The book does not give other Israeli politicians, even opponents of  Bibi on the left, a free ride and is particurly harsh in its assessment of Ehud Barak, Shimon Peres, and even Tsipi Livini, who is described as thoroughly incapable.  There is also a discussion of the role that the late Lubavitch Rebbe Schneerson played in ensuring that his supporters helped deliver at least one electoral victory to Netanyahu, in exchange for dubious and sometimes opaque concessions.  Other Ultra-Orthodox and right wing extremist leaders are targeted as well. 

The book was written before Trump became President, or very early on in his presidency, so there is very little analysis of Trump's policies and actions.  However, Pfeffer does conclude that Trump's policies made a complete mess of Syria and ceded control to Russian and Iranian influence, while ousting the U.S. Pfeffer's comment here is that Bibi kept quiet and was largely uncritical of Trump's actions.  If it had been Obama or another Democratic president, Bibi would have acted very differently.

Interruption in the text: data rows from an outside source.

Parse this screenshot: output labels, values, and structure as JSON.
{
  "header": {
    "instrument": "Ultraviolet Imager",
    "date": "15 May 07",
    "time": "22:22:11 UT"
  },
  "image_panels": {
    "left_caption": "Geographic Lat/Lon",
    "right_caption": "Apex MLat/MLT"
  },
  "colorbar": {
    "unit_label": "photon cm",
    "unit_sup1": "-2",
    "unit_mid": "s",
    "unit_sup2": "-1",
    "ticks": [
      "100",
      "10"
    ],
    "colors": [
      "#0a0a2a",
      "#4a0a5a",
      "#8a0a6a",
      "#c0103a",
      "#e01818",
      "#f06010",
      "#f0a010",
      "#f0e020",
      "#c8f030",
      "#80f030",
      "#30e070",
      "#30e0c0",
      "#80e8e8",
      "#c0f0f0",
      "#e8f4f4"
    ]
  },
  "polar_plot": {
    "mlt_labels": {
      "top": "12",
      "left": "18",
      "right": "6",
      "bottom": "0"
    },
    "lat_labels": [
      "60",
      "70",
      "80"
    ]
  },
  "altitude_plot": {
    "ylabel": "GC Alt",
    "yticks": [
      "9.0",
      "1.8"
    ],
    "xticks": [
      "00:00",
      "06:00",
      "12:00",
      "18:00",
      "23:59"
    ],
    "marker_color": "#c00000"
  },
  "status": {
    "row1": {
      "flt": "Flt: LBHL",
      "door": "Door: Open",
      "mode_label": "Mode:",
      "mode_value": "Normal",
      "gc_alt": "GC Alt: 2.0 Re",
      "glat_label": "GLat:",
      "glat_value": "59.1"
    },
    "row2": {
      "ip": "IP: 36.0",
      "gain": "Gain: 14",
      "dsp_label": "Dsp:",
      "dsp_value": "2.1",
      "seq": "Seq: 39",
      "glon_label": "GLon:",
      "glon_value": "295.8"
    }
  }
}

Like Caspit, Pfeffer touches on Bibi's three marriages, his history of infidelity and his strange relationship with his current wife, Sara Netanyahu, who has played a very active role in so much of Bibi's political life, particularly after Bibi was caught cheating on her.  The descriptions of Sara, along with the descriptions of her various legal troubles, allegations of corruption, employee abuse and her penchant for being treated like royalty, all contrast with the admiring descriptions of Bibi's previous two wives.  Incidentally, the book was published before Sara Netanyahu actually filed a guilty plea to several allegations  of corruption in the Israeli courts as part of a plea bargain deal.

Pfeffer leaves the book with hints of Bibi's pending legal troubles, a story that has developed to a much greater extent since the book was released.  That being said, over the course of the book, Pfeffer touches on a number of other scandals and corruption allegations that were closed before rising to the level of criminal charges.

Overall, it is not a flattering biography, but it is quite an interesting read.  There are few genuine political accomplishments that Pfeffer can cite over the course of Bibi's career, other than finding a way to remain in power.  In fairness, Pfeffer gives Bibi some credit for his work as Israel's finance minister. He also notes that Bibi has presided over a period of relatively few military casualties in comparison to other Israeli Prime Ministers, which he acknowledges.  There has been economic progress on some fronts, but Pfeffer also reviews contributions made to that progress under previous Israeli regimes.  But Bibi's overall legacy is to have left a deeply divided country with a festering Palestinian issue to address and some other potential powder-keg issues, while at the same  time damaging the American-Israeli relationship and causing it to become significantly less bi-partisan. And all of that is without any conclusions on the three sets of criminal charges for various forms of corruption, bribery and breach of trust that Bibi is now fighting.

Whereas Caspit's conclusion about Bibi is that his stewardship was one  of "wasted potential," Pfeffer seems more inclined to the view that this is precisely the legacy that Bibi wanted to leave and therein lies the problem.